Saudi Arabia, Qatar and Brunei are the final three countries to include women. All three participated in the 2008 Bejing Games without sending women.
"We all welcome this decision this year," Said Dr. Ghazala Hayat, a Neurologist at St. Louis University. "From a Muslim perspective I'd say it's opening the doors for them. And it's also going to let the non-Muslims see that the women in Muslim countries are very competitive and they can take part in any sport and do great."
Hayat is a chairperson on the public relations committee for the Islamic Foundation of Greater St. Louis in Hazelwood. She calls the move an encouraging step for the advancement of women in athletics.
"Hopefully they will see, the Muslim women when they are modestly dressed, they are representing their countries, competing and winning," she said. "[they are] Hoping that this will get better."
Dress is a big part of it. The athlete additions this year come from conservative Islamic countries.
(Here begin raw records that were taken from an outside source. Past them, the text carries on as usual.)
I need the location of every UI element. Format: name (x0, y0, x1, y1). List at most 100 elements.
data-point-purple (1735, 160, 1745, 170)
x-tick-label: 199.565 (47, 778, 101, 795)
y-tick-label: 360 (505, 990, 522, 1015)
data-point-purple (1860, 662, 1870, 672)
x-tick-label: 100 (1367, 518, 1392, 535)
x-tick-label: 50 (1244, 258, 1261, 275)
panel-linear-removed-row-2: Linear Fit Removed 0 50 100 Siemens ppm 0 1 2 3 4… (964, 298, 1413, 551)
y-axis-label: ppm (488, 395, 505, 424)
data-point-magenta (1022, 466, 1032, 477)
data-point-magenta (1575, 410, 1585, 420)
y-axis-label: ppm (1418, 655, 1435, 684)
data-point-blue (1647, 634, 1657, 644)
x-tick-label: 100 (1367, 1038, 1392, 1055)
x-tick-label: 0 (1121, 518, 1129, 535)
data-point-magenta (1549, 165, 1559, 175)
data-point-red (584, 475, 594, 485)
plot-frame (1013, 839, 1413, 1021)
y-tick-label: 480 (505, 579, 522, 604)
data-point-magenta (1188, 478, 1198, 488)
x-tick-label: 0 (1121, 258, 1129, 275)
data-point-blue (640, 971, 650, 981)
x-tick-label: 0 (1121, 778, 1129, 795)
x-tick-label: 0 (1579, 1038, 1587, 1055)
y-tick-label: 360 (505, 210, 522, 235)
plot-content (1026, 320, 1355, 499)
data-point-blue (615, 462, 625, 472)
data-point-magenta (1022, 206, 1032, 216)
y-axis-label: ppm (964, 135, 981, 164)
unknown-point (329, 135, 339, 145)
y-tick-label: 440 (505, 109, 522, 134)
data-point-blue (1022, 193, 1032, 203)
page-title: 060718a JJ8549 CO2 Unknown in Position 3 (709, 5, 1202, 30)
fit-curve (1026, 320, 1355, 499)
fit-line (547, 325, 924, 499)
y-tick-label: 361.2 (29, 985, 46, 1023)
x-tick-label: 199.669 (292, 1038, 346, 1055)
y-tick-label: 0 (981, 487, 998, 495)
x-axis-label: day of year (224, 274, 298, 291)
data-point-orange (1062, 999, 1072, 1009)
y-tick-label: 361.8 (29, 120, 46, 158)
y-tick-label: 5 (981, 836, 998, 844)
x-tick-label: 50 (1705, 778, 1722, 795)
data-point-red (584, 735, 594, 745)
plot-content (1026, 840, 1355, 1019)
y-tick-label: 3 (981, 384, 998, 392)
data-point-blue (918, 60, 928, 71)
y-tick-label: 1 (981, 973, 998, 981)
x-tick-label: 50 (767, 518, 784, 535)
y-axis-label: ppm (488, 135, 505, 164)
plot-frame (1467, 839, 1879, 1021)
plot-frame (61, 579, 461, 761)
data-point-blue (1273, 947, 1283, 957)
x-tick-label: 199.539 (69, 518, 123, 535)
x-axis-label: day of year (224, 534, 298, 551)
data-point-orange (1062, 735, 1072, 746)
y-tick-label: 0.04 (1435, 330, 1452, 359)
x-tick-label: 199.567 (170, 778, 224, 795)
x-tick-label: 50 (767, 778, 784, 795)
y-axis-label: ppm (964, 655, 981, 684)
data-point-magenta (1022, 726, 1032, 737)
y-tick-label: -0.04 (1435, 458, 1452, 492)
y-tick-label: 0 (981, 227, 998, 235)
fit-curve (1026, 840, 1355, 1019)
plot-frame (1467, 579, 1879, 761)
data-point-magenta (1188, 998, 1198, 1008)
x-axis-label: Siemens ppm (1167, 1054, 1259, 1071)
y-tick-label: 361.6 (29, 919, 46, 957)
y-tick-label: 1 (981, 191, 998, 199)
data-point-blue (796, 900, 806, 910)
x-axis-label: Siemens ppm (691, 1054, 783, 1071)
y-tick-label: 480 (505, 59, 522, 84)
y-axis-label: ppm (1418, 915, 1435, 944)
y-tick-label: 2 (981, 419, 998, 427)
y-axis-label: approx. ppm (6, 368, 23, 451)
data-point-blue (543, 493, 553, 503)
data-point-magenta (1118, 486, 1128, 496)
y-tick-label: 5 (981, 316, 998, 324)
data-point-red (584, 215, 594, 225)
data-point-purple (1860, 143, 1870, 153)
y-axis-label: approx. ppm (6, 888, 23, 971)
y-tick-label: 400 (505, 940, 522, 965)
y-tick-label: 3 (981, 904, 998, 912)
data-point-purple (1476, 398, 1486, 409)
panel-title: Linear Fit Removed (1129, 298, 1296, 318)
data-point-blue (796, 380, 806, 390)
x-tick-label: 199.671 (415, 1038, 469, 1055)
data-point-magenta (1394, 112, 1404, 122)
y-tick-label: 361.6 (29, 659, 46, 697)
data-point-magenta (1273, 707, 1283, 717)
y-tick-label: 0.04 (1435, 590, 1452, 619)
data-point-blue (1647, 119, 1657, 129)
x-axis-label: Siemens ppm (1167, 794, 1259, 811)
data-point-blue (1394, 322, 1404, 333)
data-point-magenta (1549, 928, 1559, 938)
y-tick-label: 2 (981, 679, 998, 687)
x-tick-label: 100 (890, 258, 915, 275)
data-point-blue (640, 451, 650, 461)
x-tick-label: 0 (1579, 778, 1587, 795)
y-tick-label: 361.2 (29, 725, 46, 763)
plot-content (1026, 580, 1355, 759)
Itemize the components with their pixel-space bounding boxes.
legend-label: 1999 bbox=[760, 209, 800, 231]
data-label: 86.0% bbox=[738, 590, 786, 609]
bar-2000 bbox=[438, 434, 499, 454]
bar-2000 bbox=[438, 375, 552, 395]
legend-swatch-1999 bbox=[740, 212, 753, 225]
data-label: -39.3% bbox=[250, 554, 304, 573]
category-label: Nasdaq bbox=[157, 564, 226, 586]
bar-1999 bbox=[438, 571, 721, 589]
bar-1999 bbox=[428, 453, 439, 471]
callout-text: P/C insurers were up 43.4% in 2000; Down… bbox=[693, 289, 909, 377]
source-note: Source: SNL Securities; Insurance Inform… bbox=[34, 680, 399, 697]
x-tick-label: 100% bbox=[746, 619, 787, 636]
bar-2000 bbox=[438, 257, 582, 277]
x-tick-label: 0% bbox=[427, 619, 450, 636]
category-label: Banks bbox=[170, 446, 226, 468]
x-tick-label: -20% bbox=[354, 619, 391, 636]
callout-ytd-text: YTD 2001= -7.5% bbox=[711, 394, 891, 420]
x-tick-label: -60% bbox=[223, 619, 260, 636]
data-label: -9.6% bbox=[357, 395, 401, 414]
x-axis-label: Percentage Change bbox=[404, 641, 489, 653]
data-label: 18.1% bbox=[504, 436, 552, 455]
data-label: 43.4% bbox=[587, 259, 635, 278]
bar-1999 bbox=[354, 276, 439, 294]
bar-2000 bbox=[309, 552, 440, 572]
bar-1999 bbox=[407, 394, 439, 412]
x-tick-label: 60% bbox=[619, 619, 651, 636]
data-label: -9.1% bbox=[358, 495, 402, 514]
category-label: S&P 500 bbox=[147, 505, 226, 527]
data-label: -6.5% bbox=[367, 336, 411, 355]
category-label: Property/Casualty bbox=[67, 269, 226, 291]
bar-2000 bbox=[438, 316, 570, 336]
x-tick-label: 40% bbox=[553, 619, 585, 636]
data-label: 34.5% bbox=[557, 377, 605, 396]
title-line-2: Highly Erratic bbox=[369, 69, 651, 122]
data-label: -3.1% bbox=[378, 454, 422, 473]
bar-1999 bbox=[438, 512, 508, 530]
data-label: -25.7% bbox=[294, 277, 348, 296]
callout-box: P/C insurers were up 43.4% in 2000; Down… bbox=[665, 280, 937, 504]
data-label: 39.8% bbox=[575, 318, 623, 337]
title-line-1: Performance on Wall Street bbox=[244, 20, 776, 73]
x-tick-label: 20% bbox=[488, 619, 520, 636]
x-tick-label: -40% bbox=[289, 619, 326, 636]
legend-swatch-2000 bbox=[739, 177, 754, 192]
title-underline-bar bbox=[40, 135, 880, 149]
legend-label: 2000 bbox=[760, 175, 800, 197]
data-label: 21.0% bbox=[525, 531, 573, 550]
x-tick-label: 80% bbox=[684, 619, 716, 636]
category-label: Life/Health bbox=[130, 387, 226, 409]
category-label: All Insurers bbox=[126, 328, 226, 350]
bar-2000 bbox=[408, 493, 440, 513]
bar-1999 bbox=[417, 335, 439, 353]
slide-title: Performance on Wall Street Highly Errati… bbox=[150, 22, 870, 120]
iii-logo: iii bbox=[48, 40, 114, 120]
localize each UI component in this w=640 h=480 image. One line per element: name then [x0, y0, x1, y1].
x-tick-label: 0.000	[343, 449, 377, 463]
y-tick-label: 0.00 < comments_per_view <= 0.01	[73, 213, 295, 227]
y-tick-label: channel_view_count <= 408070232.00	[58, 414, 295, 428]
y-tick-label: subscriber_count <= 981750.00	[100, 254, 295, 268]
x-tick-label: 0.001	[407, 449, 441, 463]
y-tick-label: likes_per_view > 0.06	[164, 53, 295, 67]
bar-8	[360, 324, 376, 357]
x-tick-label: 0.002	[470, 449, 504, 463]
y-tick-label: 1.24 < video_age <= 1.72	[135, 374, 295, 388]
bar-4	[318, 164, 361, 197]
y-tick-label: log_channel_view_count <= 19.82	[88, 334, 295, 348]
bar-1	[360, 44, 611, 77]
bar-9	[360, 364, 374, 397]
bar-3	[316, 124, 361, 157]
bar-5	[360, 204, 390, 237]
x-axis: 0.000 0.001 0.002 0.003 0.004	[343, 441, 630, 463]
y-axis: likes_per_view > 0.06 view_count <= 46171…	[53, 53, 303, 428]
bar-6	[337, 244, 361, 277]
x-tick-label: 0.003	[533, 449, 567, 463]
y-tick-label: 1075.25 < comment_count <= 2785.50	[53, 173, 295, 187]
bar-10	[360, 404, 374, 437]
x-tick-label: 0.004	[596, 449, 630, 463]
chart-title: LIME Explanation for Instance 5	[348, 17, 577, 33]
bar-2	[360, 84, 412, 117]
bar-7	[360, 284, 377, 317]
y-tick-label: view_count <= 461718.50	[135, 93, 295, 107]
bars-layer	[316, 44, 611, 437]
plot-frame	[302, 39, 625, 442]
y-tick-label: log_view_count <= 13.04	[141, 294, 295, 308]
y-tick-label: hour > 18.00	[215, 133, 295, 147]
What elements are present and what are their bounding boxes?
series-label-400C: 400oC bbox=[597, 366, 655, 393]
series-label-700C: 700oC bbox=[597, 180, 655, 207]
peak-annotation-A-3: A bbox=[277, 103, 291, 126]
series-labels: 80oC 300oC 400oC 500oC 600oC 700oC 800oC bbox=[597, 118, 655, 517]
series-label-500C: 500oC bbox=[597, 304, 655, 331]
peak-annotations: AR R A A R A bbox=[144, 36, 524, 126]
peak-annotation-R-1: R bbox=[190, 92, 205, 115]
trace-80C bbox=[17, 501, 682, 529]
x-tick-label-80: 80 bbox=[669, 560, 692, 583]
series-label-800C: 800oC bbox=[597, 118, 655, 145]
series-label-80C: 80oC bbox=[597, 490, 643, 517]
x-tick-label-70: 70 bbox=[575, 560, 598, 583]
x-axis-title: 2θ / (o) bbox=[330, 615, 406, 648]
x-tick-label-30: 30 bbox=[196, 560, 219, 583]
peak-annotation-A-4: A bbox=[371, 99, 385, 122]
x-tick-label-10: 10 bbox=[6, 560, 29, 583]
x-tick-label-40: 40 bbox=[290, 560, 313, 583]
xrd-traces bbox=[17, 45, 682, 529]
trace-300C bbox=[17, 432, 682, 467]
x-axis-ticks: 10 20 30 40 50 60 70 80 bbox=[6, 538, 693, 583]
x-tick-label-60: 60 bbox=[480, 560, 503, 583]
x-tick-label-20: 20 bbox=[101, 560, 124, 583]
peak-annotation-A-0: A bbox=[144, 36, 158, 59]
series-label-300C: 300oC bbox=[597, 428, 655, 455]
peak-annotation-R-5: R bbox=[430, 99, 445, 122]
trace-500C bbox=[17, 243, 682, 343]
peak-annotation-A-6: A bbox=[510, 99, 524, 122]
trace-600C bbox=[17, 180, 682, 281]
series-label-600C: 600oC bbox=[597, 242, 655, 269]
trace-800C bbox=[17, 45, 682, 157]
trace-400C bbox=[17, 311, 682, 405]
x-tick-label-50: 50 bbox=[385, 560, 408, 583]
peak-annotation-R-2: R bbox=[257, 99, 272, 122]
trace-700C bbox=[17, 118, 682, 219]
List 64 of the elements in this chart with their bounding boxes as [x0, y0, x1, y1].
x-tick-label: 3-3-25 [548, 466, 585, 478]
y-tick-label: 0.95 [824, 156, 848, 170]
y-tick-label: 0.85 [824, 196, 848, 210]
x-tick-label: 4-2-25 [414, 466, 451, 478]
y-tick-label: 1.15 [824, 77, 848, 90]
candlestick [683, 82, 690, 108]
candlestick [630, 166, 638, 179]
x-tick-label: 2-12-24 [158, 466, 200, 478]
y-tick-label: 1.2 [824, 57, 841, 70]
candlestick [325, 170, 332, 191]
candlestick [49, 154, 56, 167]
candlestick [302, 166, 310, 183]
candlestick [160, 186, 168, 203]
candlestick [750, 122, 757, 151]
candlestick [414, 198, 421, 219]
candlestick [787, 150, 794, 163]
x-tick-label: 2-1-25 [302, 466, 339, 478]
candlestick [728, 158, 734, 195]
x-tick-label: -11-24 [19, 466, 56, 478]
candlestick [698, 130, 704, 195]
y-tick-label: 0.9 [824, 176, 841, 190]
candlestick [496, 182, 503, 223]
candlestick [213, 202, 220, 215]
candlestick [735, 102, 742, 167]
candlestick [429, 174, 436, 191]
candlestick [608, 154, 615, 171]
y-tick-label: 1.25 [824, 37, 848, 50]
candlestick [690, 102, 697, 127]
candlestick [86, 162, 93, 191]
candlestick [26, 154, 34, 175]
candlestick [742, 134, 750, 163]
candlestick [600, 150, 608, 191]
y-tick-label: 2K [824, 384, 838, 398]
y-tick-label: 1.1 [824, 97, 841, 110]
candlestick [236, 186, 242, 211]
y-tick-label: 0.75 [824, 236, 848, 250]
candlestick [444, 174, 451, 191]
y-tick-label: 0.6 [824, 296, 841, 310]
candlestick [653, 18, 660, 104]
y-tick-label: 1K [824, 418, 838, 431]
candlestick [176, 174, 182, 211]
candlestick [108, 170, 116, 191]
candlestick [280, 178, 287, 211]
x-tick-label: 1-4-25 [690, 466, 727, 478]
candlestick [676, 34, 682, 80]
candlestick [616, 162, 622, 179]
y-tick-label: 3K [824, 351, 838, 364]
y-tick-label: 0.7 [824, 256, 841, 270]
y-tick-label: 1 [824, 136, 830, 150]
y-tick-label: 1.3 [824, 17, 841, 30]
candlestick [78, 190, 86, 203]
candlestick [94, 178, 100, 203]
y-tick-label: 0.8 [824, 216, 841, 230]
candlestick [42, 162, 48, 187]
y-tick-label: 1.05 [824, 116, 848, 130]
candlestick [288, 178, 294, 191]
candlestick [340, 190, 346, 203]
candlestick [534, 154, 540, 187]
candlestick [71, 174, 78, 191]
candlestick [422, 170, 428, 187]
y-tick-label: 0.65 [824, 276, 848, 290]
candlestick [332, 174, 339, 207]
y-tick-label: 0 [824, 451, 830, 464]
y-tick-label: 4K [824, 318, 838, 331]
Some committees require traditional garb that covers most of the full length body, including the Hijab or a veil to cover hair and head. \
A few of the Islamic countries received special invitations to have their female athletes Compete.
None of the athletes have done particularly well in their events; however, most have been celebrated and cheered on by the international crowds.
This year, there are more than 3,000 Muslim athletes competing. Here are a few of the notable performances from female athletes:
Sarah Attar / Saudi Arabia -- 800m (8TH)
Judoka Shaherkani / Saudi Arabia -- Judo (L - first match)
Noor Hussain Al-Malki / Qatar -- 100m (DNF)
Tahmina Kohistani / Afghanistan -- 100m (9TH)
Shinoona Salah al-Habsi / Oman -- 100m (4TH)
Fatima Sulaiman Dahman / Yemen -- 100m (8TH)
Rana El Husseiny / Egypt -- Team Fencing (Round of 16)
Eman Gaber / Egypt -- Team Fencing (Round of 16)
"That is actually important to me from two perspectives. One is being a Muslim, second is being a female. Hayat said. "Hopefully this will open more doors in the society."